Our Government’s Expanding Role in Providing Health Care

One overarching critical question about health care reform is, “What exactly should government’s role be in the American health care system?”

This is a complex question, and your answer to this question—perhaps more than any other aspect of the issue—probably determines how you feel about the Patient Protection and Affordable Act (PPACA). Whatever else the new law does or doesn’t do, one thing is certain: It significantly changes the government’s role in U.S. health care.

Let’s consider the possibilities—all of which exist in varying degrees and combinations around the globe:

  • Minimal Role—Governments of less-developed nations often play a minimal role in regulating and providing health care.
  • Safety Regulator—For safety and health, governments at the regional or national level often license health care providers and regulate medicine and medical devices.
  • Purchaser and Partial Provider of Health Care Services—Governments, including the U.S. federal government, often provide health insurance benefits as employers. Governments may also directly provide or pay for medical services to certain groups of people, such as the elderly, active military personnel, or veterans.
  • Marketplace Regulator—In some nations, government tightly regulates the business practices of the health care system and even requires residents to purchase health insurance.
  • Primary or Sole Provider of Health Care—Elsewhere, governments operate national health care systems, often funded directly by taxation. Also known as single-payer systems, the government in these systems is the sole provider of health insurance coverage and may also manage many aspects of health care delivery. Health care providers may be government employees, and hospitals government-run.

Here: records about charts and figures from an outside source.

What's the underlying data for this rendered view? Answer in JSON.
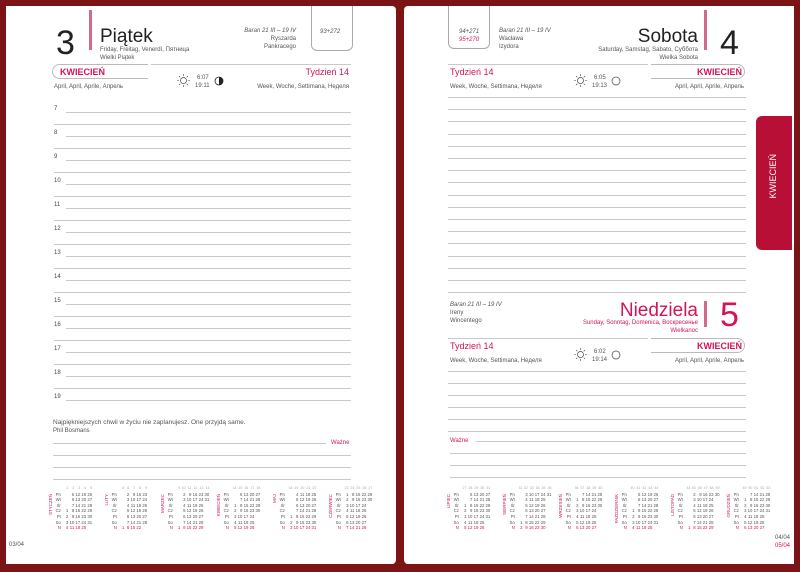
{
  "left": {
    "day_number": "3",
    "day_name": "Piątek",
    "day_translations": "Friday, Freitag, Venerdì, Пятница",
    "holiday": "Wielki Piątek",
    "zodiac": "Baran 21 III – 19 IV",
    "name_days": [
      "Ryszarda",
      "Pankracego"
    ],
    "day_count": "93+272",
    "month": "KWIECIEŃ",
    "month_translations": "April, April, Aprile, Апрель",
    "sunrise": "6:07",
    "sunset": "19:11",
    "week": "Tydzień 14",
    "week_translations": "Week, Woche, Settimana, Неделя",
    "hours": [
      "7",
      "8",
      "9",
      "10",
      "11",
      "12",
      "13",
      "14",
      "15",
      "16",
      "17",
      "18",
      "19"
    ],
    "quote": "Najpiękniejszych chwil w życiu nie zaplanujesz. One przyjdą same.",
    "quote_author": "Phil Bosmans",
    "important_label": "Ważne",
    "page_number": "03/04"
  },
  "right": {
    "saturday": {
      "day_number": "4",
      "day_name": "Sobota",
      "day_translations": "Saturday, Samstag, Sabato, Суббота",
      "holiday": "Wielka Sobota",
      "zodiac": "Baran 21 III – 19 IV",
      "name_days": [
        "Wacława",
        "Izydora"
      ],
      "day_count": "94+271",
      "day_count_sunday": "95+270",
      "week": "Tydzień 14",
      "week_translations": "Week, Woche, Settimana, Неделя",
      "sunrise": "6:05",
      "sunset": "19:13",
      "month": "KWIECIEŃ",
      "month_translations": "April, April, Aprile, Апрель"
    },
    "sunday": {
      "day_number": "5",
      "day_name": "Niedziela",
      "day_translations": "Sunday, Sonntag, Domenica, Воскресенье",
      "holiday": "Wielkanoc",
      "zodiac": "Baran 21 III – 19 IV",
      "name_days": [
        "Ireny",
        "Wincentego"
      ],
      "week": "Tydzień 14",
      "week_translations": "Week, Woche, Settimana, Неделя",
      "sunrise": "6:02",
      "sunset": "19:14",
      "month": "KWIECIEŃ",
      "month_translations": "April, April, Aprile, Апрель"
    },
    "important_label": "Ważne",
    "page_numbers": [
      "04/04",
      "05/04"
    ]
  },
  "tab": {
    "label": "KWIECIEŃ"
  },
  "colors": {
    "accent": "#d4145a",
    "border": "#7c1416",
    "tab": "#b80f36"
  },
  "weekdays": [
    "Pn",
    "Wt",
    "Śr",
    "Cz",
    "Pt",
    "So",
    "N"
  ],
  "calendar_left": [
    {
      "name": "STYCZEŃ",
      "weeks": [
        "1",
        "2",
        "3",
        "4",
        "5"
      ],
      "rows": [
        "_ 5 12 19 26",
        "_ 6 13 20 27",
        "_ 7 14 21 28",
        "1 8 15 22 29",
        "2 9 16 23 30",
        "3 10 17 24 31",
        "4 11 18 25 _"
      ]
    },
    {
      "name": "LUTY",
      "weeks": [
        "5",
        "6",
        "7",
        "8",
        "9"
      ],
      "rows": [
        "_ 2 9 16 23",
        "_ 3 10 17 24",
        "_ 4 11 18 25",
        "_ 5 12 19 26",
        "_ 6 13 20 27",
        "_ 7 14 21 28",
        "1 8 15 22 _"
      ]
    },
    {
      "name": "MARZEC",
      "weeks": [
        "9",
        "10",
        "11",
        "12",
        "13",
        "14"
      ],
      "rows": [
        "_ 2 9 16 23 30",
        "_ 3 10 17 24 31",
        "_ 4 11 18 25 _",
        "_ 5 12 19 26 _",
        "_ 6 13 20 27 _",
        "_ 7 14 21 28 _",
        "1 8 15 22 29 _"
      ]
    },
    {
      "name": "KWIECIEŃ",
      "weeks": [
        "14",
        "15",
        "16",
        "17",
        "18"
      ],
      "rows": [
        "_ 6 13 20 27",
        "_ 7 14 21 28",
        "1 8 15 22 29",
        "2 9 16 23 30",
        "3 10 17 24 _",
        "4 11 18 25 _",
        "5 12 19 26 _"
      ]
    },
    {
      "name": "MAJ",
      "weeks": [
        "18",
        "19",
        "20",
        "21",
        "22"
      ],
      "rows": [
        "_ 4 11 18 25",
        "_ 5 12 19 26",
        "_ 6 13 20 27",
        "_ 7 14 21 28",
        "1 8 15 22 29",
        "2 9 16 23 30",
        "3 10 17 24 31"
      ]
    },
    {
      "name": "CZERWIEC",
      "weeks": [
        "23",
        "24",
        "25",
        "26",
        "27"
      ],
      "rows": [
        "1 8 15 22 29",
        "2 9 16 23 30",
        "3 10 17 24 _",
        "4 11 18 25 _",
        "5 12 19 26 _",
        "6 13 20 27 _",
        "7 14 21 28 _"
      ]
    }
  ],
  "calendar_right": [
    {
      "name": "LIPIEC",
      "weeks": [
        "27",
        "28",
        "29",
        "30",
        "31"
      ],
      "rows": [
        "_ 6 13 20 27",
        "_ 7 14 21 28",
        "1 8 15 22 29",
        "2 9 16 23 30",
        "3 10 17 24 31",
        "4 11 18 25 _",
        "5 12 19 26 _"
      ]
    },
    {
      "name": "SIERPIEŃ",
      "weeks": [
        "31",
        "32",
        "33",
        "34",
        "35",
        "36"
      ],
      "rows": [
        "_ 3 10 17 24 31",
        "_ 4 11 18 25 _",
        "_ 5 12 19 26 _",
        "_ 6 13 20 27 _",
        "_ 7 14 21 28 _",
        "1 8 15 22 29 _",
        "2 9 16 23 30 _"
      ]
    },
    {
      "name": "WRZESIEŃ",
      "weeks": [
        "36",
        "37",
        "38",
        "39",
        "40"
      ],
      "rows": [
        "_ 7 14 21 28",
        "1 8 15 22 29",
        "2 9 16 23 30",
        "3 10 17 24 _",
        "4 11 18 25 _",
        "5 12 19 26 _",
        "6 13 20 27 _"
      ]
    },
    {
      "name": "PAŹDZIERNIK",
      "weeks": [
        "40",
        "41",
        "42",
        "43",
        "44"
      ],
      "rows": [
        "_ 5 12 19 26",
        "_ 6 13 20 27",
        "_ 7 14 21 28",
        "1 8 15 22 29",
        "2 9 16 23 30",
        "3 10 17 24 31",
        "4 11 18 25 _"
      ]
    },
    {
      "name": "LISTOPAD",
      "weeks": [
        "44",
        "45",
        "46",
        "47",
        "48",
        "49"
      ],
      "rows": [
        "_ 2 9 16 23 30",
        "_ 3 10 17 24 _",
        "_ 4 11 18 25 _",
        "_ 5 12 19 26 _",
        "_ 6 13 20 27 _",
        "_ 7 14 21 28 _",
        "1 8 15 22 29 _"
      ]
    },
    {
      "name": "GRUDZIEŃ",
      "weeks": [
        "49",
        "50",
        "51",
        "52",
        "53"
      ],
      "rows": [
        "_ 7 14 21 28",
        "1 8 15 22 29",
        "2 9 16 23 30",
        "3 10 17 24 31",
        "4 11 18 25 _",
        "5 12 19 26 _",
        "6 13 20 27 _"
      ]
    }
  ]
}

Most Americans recognize the need for some level of medical safety regulation. It also makes sense for government agencies to provide employees with health insurance benefits, just like many private-sector employers.

Before PPACA, U.S. and state governments played the roles of safety regulator, purchaser and partial provider, and limited marketplace regulator. The new health care reform law, if fully implemented, will drastically change the government’s role in health care.

Lawmakers originally wanted the federal government to become the central provider of health insurance. As enacted, the health care law does not go this far, but it does make government into a large-scale regulator of the health care marketplace. Because PPACA threatens market-based competition, quality, and innovation, while limiting choices and options for American consumers, it is, arguably, a dramatic first step towards a single-payer system in which the government could become the sole provider of health care insurance and services.